Lange Tradition von Ölunglücken in Peru
Juan Carlos Riveros glaubt nicht, dass die Umweltkatastrophe tatsächlich ernsthafte Konsequenzen für Repsol haben wird. "In dieser Raffinerie wird Diesel gewonnen, der für den öffentlichen Nahverkehr, also die Busse in den Städten, unerlässlich ist. Man kann also sagen, Peru ist eine Geisel von Repsol", sagt der Biologe und wissenschaftliche Direktor der Nichtregierungsorganisation Oceana, "außerdem haben viele der einflussreichsten Politiker hier lange Zeit für Repsol als Berater gearbeitet." Im Kongress wird ausgerechnet jetzt über eine Gesetzesänderung debattiert, die Konzessionen für ausländische Investoren von 30 auf 40 Jahre zu verlängern.

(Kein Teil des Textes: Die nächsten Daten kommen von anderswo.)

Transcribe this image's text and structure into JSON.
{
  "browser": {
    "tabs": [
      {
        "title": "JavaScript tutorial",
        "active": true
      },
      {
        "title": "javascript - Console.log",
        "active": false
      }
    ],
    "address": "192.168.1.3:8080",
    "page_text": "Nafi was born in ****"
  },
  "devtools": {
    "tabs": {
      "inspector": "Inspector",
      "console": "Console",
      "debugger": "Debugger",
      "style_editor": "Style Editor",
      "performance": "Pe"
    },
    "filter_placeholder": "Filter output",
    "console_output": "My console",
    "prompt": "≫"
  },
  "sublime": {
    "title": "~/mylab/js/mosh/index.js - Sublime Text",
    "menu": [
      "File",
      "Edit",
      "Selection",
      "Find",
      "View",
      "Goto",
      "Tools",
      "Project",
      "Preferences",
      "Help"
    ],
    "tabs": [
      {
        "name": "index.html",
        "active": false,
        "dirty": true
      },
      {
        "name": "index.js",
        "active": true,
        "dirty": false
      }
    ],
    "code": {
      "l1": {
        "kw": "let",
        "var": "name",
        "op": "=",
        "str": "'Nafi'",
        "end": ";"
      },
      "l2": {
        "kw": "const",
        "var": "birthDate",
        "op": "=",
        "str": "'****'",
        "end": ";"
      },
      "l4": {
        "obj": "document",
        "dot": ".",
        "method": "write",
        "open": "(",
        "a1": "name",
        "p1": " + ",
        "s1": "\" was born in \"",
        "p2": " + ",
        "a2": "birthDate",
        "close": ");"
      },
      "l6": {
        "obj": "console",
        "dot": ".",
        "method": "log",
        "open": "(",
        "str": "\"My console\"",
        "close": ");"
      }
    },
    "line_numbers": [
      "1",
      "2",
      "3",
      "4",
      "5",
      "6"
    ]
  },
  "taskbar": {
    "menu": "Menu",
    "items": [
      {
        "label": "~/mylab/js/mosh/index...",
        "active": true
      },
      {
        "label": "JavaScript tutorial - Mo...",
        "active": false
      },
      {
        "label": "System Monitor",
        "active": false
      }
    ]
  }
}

Der Super-Gau von La Pampilla hat Tradition. In den letzten 25 Jahren hat es in Peru sage und schreibe 1002 Lecks gegeben, mit Öl, das die Umwelt verseucht hat. Mehr als die Hälfte davon im peruanischen Dschungel, über 400 im Meer. Konsequenzen für die Ölmultis? Fast keine, das Geschäft muss schließlich weitergehen. "Die Bußgelder sind lächerlich, wenn man bedenkt, wie viel Geld diese Firmen bewegen, Und dann haben sie immer ein Heer von Anwälten, die das Beste für die Ölunternehmen herausschlagen, sodass sie oft sogar einen Vorteil aus den Prozessen ziehen", sagt Riveros.

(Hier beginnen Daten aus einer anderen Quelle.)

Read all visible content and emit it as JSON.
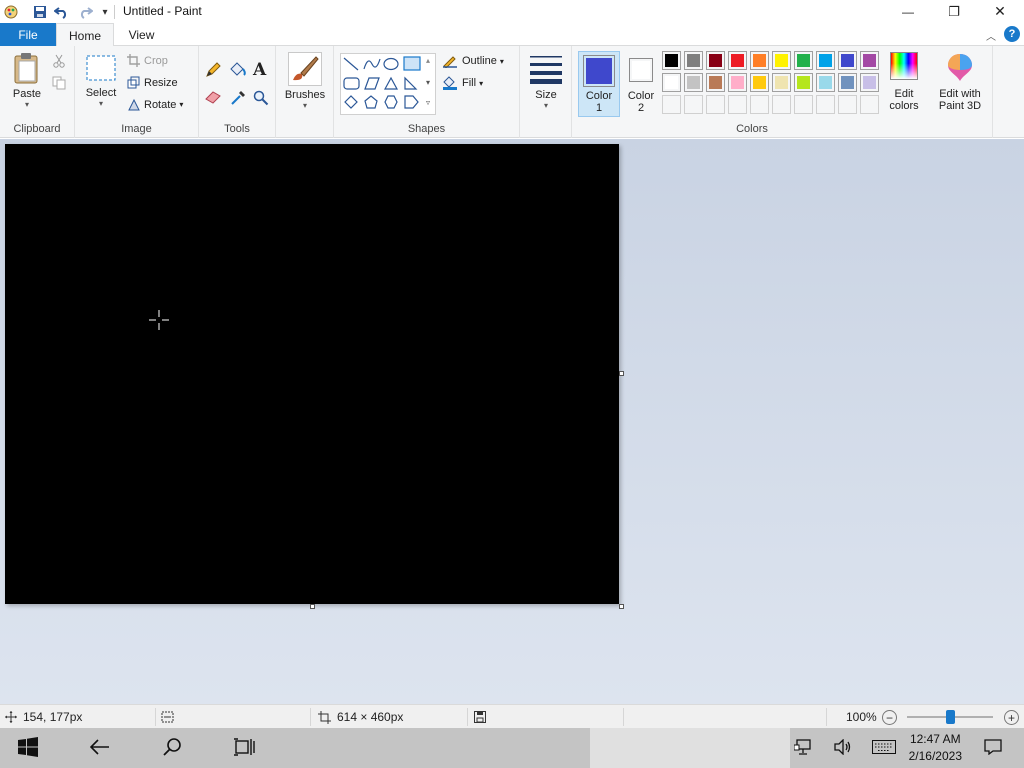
{
  "window": {
    "title": "Untitled - Paint",
    "minimize_glyph": "—",
    "maximize_glyph": "❐",
    "close_glyph": "✕"
  },
  "tabs": [
    {
      "label": "File"
    },
    {
      "label": "Home"
    },
    {
      "label": "View"
    }
  ],
  "ribbon": {
    "clipboard": {
      "group_label": "Clipboard",
      "paste_label": "Paste"
    },
    "image": {
      "group_label": "Image",
      "select_label": "Select",
      "crop_label": "Crop",
      "resize_label": "Resize",
      "rotate_label": "Rotate"
    },
    "tools": {
      "group_label": "Tools"
    },
    "brushes": {
      "label": "Brushes"
    },
    "shapes": {
      "group_label": "Shapes",
      "outline_label": "Outline",
      "fill_label": "Fill"
    },
    "size": {
      "label": "Size"
    },
    "colors": {
      "group_label": "Colors",
      "color1_label": "Color",
      "color1_num": "1",
      "color2_label": "Color",
      "color2_num": "2",
      "color1_value": "#3f48cc",
      "color2_value": "#ffffff",
      "edit_colors_label1": "Edit",
      "edit_colors_label2": "colors",
      "paint3d_label1": "Edit with",
      "paint3d_label2": "Paint 3D",
      "palette_row1": [
        "#000000",
        "#7f7f7f",
        "#880015",
        "#ed1c24",
        "#ff7f27",
        "#fff200",
        "#22b14c",
        "#00a2e8",
        "#3f48cc",
        "#a349a4"
      ],
      "palette_row2": [
        "#ffffff",
        "#c3c3c3",
        "#b97a57",
        "#ffaec9",
        "#ffc90e",
        "#efe4b0",
        "#b5e61d",
        "#99d9ea",
        "#7092be",
        "#c8bfe7"
      ]
    }
  },
  "canvas": {
    "background": "#000000"
  },
  "statusbar": {
    "cursor_pos": "154, 177px",
    "canvas_size": "614 × 460px",
    "zoom": "100%",
    "zoom_level": 1.0
  },
  "taskbar": {
    "time": "12:47 AM",
    "date": "2/16/2023"
  }
}
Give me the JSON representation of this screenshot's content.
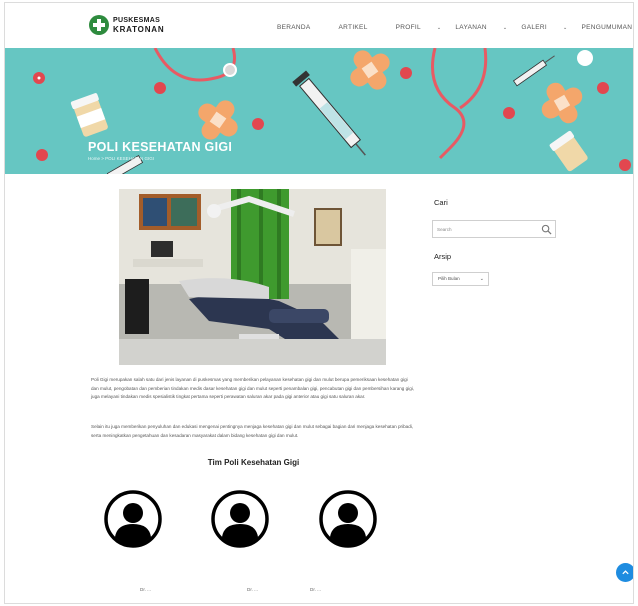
{
  "brand": {
    "line1": "PUSKESMAS",
    "line2": "KRATONAN"
  },
  "nav": {
    "items": [
      {
        "label": "BERANDA",
        "dropdown": false
      },
      {
        "label": "ARTIKEL",
        "dropdown": false
      },
      {
        "label": "PROFIL",
        "dropdown": true
      },
      {
        "label": "LAYANAN",
        "dropdown": true
      },
      {
        "label": "GALERI",
        "dropdown": true
      },
      {
        "label": "PENGUMUMAN",
        "dropdown": false
      }
    ],
    "caret": "⌄"
  },
  "banner": {
    "title": "POLI KESEHATAN GIGI",
    "breadcrumb": "Home  >  POLI KESEHATAN GIGI"
  },
  "article": {
    "paragraph1": "Poli Gigi merupakan salah satu dari jenis layanan di puskesmas yang memberikan pelayanan kesehatan gigi dan mulut berupa pemeriksaan kesehatan gigi dan mulut, pengobatan dan pemberian tindakan medis dasar kesehatan gigi dan mulut seperti penambalan gigi, pencabutan gigi dan pembersihan karang gigi, juga melayani tindakan medis spesialistik tingkat pertama seperti perawatan saluran akar pada gigi anterior atau gigi satu saluran akar.",
    "paragraph2": "Selain itu juga memberikan penyuluhan dan edukasi mengenai pentingnya menjaga kesehatan gigi dan mulut sebagai bagian dari menjaga kesehatan pribadi, serta meningkatkan pengetahuan dan kesadaran masyarakat dalam bidang kesehatan gigi dan mulut.",
    "team_title": "Tim Poli Kesehatan Gigi",
    "members": [
      {
        "name": "Dr. ..."
      },
      {
        "name": "Dr. ..."
      },
      {
        "name": "Dr. ..."
      }
    ]
  },
  "sidebar": {
    "search_heading": "Cari",
    "search_placeholder": "Search",
    "archive_heading": "Arsip",
    "archive_select": "Pilih Bulan"
  },
  "colors": {
    "banner": "#66c6c2",
    "accent_green": "#2e8b3e",
    "fab": "#1e8ce0"
  },
  "icons": {
    "search": "search-icon",
    "scroll_top": "arrow-up-icon",
    "avatar": "user-avatar-icon"
  }
}
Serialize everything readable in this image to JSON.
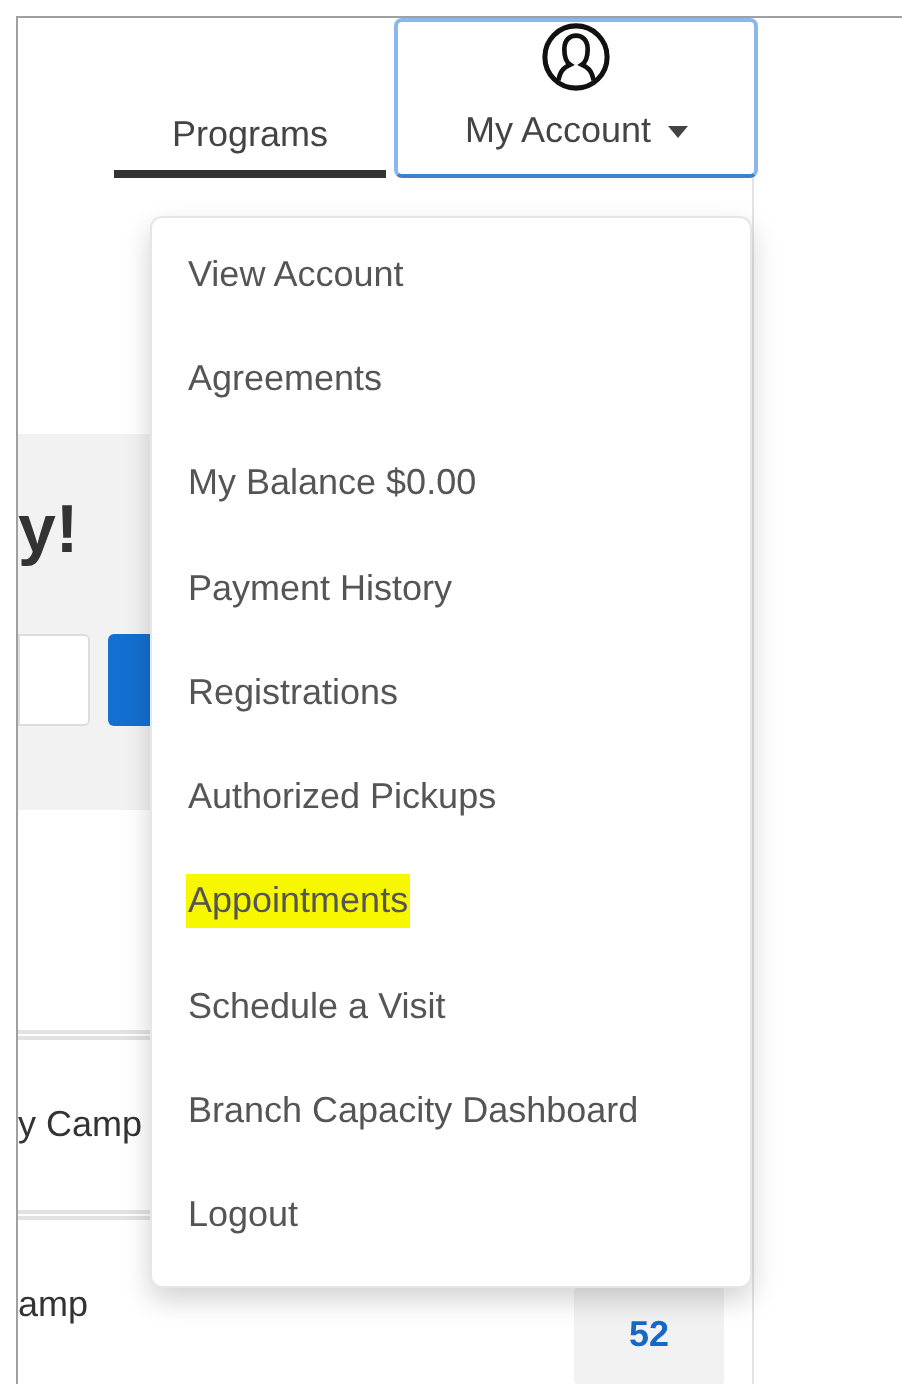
{
  "nav": {
    "tabs": [
      {
        "label": "Programs",
        "selected": true
      },
      {
        "label": "My Account",
        "selected": false,
        "expanded": true
      }
    ]
  },
  "background": {
    "heading": "y!",
    "rows": [
      {
        "label": "y Camp"
      },
      {
        "label": "amp",
        "count": "52"
      }
    ]
  },
  "account_menu": {
    "items": [
      {
        "label": "View Account",
        "highlighted": false
      },
      {
        "label": "Agreements",
        "highlighted": false
      },
      {
        "label": "My Balance $0.00",
        "highlighted": false
      },
      {
        "label": "Payment History",
        "highlighted": false
      },
      {
        "label": "Registrations",
        "highlighted": false
      },
      {
        "label": "Authorized Pickups",
        "highlighted": false
      },
      {
        "label": "Appointments",
        "highlighted": true
      },
      {
        "label": "Schedule a Visit",
        "highlighted": false
      },
      {
        "label": "Branch Capacity Dashboard",
        "highlighted": false
      },
      {
        "label": "Logout",
        "highlighted": false
      }
    ]
  }
}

Tausende vor allem junge Peruaner sind in den vergangenen Tagen auf die Straße gegangen, um harte Konsequenzen für Repsol zu fordern. Mit dabei waren auch viele Fischer, die vor den Trümmern ihrer Existenz stehen. Juan Carlos Riveros macht ihnen wenig Hoffnung; ein Artensterben, Missbildungen der Tiere und eine Kontamination über Generationen sei die Folge des Unglücks. "Das Schweröl ist toxisch, die Menschen hier werden erst einmal keinen Fisch mehr essen. Bis die Fischerei wieder auf dem Stand von vor der Katastrophe ist, kann es ein Jahr dauern. Viele Fischer werden bis dahin aufgeben müssen."